Sur ces mots, Juro abaissa d'un coup sec la visière et repartit dans un assourdissant bruit de démarrage d'engin mal huilé. Durant quelques secondes, abasourdis, Minoru et moi demeurâmes pantois. Toujours accroupie derrière la voiture, je tendis de nouveaux mouchoirs à Minoru en déglutissant :
« Tout ça pour rien ? C'est impossible ! Il ne peut pas disparaître comme ça !
Minoru fronça les sourcils, ce qui accrut l'écoulement de sang :
— Il a fini. J'crois qu'il est dégoûté de se faire chaque fois rétamer par Takeo.
— Quand même... Je ne comprends pas.
— Y'a pas de logique à tout, Clé-à-molette.
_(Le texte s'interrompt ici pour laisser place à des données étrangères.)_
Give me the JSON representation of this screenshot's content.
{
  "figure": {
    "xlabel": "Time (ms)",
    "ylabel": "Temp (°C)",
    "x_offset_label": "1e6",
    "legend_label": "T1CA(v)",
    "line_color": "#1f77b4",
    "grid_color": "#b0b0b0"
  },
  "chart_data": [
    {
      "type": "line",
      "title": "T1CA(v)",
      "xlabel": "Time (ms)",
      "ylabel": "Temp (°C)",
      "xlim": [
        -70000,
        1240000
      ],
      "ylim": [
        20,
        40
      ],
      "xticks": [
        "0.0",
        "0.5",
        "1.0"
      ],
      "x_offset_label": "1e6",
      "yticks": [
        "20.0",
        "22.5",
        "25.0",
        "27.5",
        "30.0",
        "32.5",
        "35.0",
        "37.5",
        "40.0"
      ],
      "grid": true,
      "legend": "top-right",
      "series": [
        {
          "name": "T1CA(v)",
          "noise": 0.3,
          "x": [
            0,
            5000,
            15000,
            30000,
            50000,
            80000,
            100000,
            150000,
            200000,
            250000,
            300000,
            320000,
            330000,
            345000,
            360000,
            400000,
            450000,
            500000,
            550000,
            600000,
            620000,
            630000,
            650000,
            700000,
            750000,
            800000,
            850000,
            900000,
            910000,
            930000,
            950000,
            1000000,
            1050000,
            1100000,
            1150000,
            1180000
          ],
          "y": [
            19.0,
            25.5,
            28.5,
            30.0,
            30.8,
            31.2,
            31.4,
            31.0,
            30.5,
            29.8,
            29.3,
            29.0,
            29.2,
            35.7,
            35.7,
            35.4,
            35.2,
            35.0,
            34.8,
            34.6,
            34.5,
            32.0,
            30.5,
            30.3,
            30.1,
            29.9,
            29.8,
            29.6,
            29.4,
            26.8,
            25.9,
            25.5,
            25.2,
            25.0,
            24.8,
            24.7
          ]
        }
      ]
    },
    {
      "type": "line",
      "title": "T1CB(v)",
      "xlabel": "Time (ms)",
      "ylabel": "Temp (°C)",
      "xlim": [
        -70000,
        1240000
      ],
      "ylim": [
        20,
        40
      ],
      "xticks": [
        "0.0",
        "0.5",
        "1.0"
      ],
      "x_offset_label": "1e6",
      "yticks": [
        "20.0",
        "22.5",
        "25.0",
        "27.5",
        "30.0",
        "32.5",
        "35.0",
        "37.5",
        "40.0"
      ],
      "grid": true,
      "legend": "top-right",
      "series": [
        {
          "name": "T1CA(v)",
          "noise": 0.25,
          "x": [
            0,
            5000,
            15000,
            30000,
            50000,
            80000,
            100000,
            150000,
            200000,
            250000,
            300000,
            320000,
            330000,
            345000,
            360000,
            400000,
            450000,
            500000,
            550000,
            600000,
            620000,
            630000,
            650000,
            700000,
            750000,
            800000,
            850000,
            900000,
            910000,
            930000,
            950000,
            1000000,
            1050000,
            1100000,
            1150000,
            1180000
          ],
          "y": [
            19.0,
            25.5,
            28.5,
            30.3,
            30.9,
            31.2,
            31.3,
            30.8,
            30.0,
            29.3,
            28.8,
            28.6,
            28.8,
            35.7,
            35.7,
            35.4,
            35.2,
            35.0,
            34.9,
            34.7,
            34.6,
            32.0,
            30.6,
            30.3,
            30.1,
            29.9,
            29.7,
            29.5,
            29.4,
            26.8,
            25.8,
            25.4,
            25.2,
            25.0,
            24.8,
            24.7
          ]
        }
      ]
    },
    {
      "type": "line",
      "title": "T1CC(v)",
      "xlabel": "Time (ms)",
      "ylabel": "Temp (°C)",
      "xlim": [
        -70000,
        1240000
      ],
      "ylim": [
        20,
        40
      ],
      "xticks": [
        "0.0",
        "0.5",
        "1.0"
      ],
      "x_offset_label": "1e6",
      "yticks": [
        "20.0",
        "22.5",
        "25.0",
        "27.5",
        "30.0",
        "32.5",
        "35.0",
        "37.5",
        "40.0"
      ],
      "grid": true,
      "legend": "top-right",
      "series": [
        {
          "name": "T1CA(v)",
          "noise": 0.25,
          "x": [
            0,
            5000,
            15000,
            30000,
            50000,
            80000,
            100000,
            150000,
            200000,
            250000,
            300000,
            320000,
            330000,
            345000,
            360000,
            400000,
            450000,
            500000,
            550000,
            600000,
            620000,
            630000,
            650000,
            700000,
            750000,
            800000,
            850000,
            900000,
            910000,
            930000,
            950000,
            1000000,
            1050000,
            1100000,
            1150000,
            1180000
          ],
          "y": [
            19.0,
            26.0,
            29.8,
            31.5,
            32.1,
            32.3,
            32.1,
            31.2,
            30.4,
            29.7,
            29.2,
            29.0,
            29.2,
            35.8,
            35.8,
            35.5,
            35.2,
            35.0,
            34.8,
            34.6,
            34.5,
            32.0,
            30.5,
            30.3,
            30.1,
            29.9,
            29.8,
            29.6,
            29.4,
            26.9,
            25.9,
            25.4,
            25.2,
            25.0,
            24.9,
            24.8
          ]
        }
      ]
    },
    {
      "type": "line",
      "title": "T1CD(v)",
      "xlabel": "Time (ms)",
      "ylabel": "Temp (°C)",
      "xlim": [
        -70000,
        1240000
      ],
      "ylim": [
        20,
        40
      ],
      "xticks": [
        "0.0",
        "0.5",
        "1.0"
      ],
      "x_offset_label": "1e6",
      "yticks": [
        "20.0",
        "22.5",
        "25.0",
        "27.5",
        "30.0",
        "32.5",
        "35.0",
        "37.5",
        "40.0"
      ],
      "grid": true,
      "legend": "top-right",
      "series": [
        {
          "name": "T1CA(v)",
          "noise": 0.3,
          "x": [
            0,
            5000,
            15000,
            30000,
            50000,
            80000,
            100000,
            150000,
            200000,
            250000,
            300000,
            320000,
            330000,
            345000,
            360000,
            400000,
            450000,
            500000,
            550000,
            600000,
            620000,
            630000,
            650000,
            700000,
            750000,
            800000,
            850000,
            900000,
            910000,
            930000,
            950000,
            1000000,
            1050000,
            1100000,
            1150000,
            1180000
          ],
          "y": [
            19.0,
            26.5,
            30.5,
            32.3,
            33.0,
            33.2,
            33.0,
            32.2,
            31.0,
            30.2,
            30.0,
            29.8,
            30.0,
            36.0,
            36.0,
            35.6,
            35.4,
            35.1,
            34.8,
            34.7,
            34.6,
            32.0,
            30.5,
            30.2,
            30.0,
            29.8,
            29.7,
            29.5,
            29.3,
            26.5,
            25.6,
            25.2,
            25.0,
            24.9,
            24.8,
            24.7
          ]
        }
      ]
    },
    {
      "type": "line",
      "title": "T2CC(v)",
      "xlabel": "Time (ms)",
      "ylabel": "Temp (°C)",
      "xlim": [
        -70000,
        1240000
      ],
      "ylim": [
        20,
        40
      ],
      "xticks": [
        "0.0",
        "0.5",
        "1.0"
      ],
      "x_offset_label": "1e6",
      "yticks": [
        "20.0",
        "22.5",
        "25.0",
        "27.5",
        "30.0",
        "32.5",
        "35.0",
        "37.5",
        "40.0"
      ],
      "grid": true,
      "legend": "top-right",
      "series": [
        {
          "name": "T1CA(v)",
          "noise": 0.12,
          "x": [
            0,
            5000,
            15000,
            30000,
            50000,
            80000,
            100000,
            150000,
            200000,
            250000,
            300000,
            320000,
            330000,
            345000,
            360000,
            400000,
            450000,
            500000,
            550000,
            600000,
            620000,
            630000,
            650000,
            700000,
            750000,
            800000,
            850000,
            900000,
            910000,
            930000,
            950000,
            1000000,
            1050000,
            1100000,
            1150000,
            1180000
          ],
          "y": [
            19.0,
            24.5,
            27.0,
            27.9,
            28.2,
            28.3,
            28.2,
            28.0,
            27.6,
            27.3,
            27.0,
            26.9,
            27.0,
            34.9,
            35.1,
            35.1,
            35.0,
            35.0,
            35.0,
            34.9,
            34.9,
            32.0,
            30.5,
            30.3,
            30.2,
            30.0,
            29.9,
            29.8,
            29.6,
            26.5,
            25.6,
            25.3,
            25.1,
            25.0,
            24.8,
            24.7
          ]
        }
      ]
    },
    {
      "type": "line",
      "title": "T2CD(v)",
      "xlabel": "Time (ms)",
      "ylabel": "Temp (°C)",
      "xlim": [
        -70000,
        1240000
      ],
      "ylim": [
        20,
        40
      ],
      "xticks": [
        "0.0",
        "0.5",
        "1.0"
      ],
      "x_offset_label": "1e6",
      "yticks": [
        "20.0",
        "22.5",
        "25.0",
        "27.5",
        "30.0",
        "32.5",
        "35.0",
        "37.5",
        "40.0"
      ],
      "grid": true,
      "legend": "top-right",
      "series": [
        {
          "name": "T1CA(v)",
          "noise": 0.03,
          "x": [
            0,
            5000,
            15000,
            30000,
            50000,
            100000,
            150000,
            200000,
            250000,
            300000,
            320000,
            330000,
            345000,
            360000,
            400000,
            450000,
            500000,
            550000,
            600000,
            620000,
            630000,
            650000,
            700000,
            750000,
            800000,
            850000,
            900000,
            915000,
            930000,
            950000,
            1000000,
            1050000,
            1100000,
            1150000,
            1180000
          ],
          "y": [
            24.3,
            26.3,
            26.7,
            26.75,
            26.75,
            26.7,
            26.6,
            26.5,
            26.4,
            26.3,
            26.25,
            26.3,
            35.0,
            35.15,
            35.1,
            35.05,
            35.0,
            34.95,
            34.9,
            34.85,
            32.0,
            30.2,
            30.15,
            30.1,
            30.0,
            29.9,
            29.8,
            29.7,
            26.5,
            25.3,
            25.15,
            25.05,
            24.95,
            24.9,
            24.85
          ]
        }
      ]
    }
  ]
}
Il appuya les mouchoirs que je lui tendais sur son arcade sourcilière qui continuait à saigner. C'était le deuxième paquet. Il grimaça un peu et mordit sa lèvre inférieure :
— Bon, on va pas rester là... ! Allez, on y va !
— Attends, protestai-je, s'il te plaît. Je reprends mon souffle.
Déjà debout, il secoua la tête d'un air condescendant.
— Clé-à-molette, s'il y a peut-être un truc que t'as raté dans ton existence, c'est de tomber d'épuisement.
— ...
— Pas d'épuisement nerveux, hein ! Je parle bien d'épuisement physique. Tu devrais essayer. Ça arrive quand tu fais beaucoup de sport : tu te sens mourir mais quand tu reviens à toi, c'est comme si tu te trouvais dans un corps neuf, pur et renouvelé.
— Je suis épuisée, là, grinçai-je.
— Pas encore tout à fait.
Je me relevai sans m'aider de mes mains et manquai de m'étrangler avec la lanière de mon sac passé en bandoulière qui s'était prise dans mon genou.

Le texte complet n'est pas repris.